Al di là della passione su cui è incentrato e che lo allontana necessariamente dal didascalismo e dalla lezioncina politica di alcuni drammi in costume, L'ombra del giorno non ha nulla di freddo, di documentaristico né di finto. Pensando a Luciano con i suoi baffi e il suo garbo, o ad Anna con la sua lotta interiore fra sentimento e dovere morale, abbracciamo con estrema facilità la "grande" storia, che diventa non quella che abbiamo letto sui libri, ma quella che ci hanno raccontato i nostri nonni, cantandoci "Come pioveva" o "Parlami d’amore Mariù" o narrandoci della terribile occupazione tedesca. Si avverte benissimo la familiarità di Piccioni con alcuni eventi, e ciò garantisce al film un ottimo equiibrio fra "pancia" e "testa". Ma forse in questo c'è lo zampino di Scamarcio produttore, che ama l'azzardo, che si affida all'istinto e che ci regala qui la sua migliore interpretazione. Da tempo Riccardo "ha fatto il salto", e il ragazzo riccioluto con gli occhioni di quasi 20 anni fa ha lasciato il posto a un uomo maturo e a un attore misurato e consapevole.

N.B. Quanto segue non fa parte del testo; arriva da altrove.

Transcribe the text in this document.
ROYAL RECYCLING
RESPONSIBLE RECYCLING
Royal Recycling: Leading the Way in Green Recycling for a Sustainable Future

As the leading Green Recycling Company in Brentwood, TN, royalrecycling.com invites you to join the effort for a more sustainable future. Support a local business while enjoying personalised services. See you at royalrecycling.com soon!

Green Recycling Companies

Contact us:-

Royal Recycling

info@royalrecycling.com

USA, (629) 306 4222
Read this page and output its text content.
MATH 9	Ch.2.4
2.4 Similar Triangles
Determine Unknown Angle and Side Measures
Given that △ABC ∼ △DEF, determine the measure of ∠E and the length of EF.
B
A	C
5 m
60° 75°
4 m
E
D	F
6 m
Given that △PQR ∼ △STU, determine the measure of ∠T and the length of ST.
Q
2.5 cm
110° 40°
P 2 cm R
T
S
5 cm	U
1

E’ un film che vibra L'ombra del giorno, non solo perché la tensione è sempre alta, ma anche perché è stato girato in una zona rossa durante la pandemia. Giuseppe Piccioni ha sfruttato il clima quasi da fantascienza post-apocalittica delle location esterne, e i deserti cittadini sono entrati nel film, che tuttavia ha reso omaggio al nostro cinema più bello e più classico, quello di Monicelli e Risi, il cinema in cui, insomma, se appare una pistola, a un certo punto sparerà, come insegnava Age nella bibbia degli sceneggiatori "Scriviamo un film". Age non scriveva da solo, e nemmeno Piccioni, che ha lavorato in team non solo con i co-sceneggiatori, ma, più tardi, anche con la troupe e il cast, che gli ha regalato molto più di una semplice performance attoriale. Al regista, che ci ha cullati e incantati con scene quasi oniriche di ginnaste ragazzine, è arrivato il calore umano Riccardo, di Benedetta Porcaroli, di Valeria Bilello, di Lino Musella e di Sandra Ceccarelli, che hanno degnamente "servito" il cinema "lanciando il cuore in avanti". Chi lo ha lanciato più lontano è stata la Porcaroli, a cui è toccato in sorte un personaggio splendido e complesso al quale l’ex Emma di Baby ha dato spessore e femminilità, carattere e una sottile malinconia, oltre alla giusta dose di girl power. Così giovane e così esile, l’attrice ha compiuto un passo importante, e ci fa piacere che abbia anche trovato l’amore vero. Perché l'amore, alla fine, è la cosa più bella che ci sia. Ecco perché bisogna parlarne al cinema.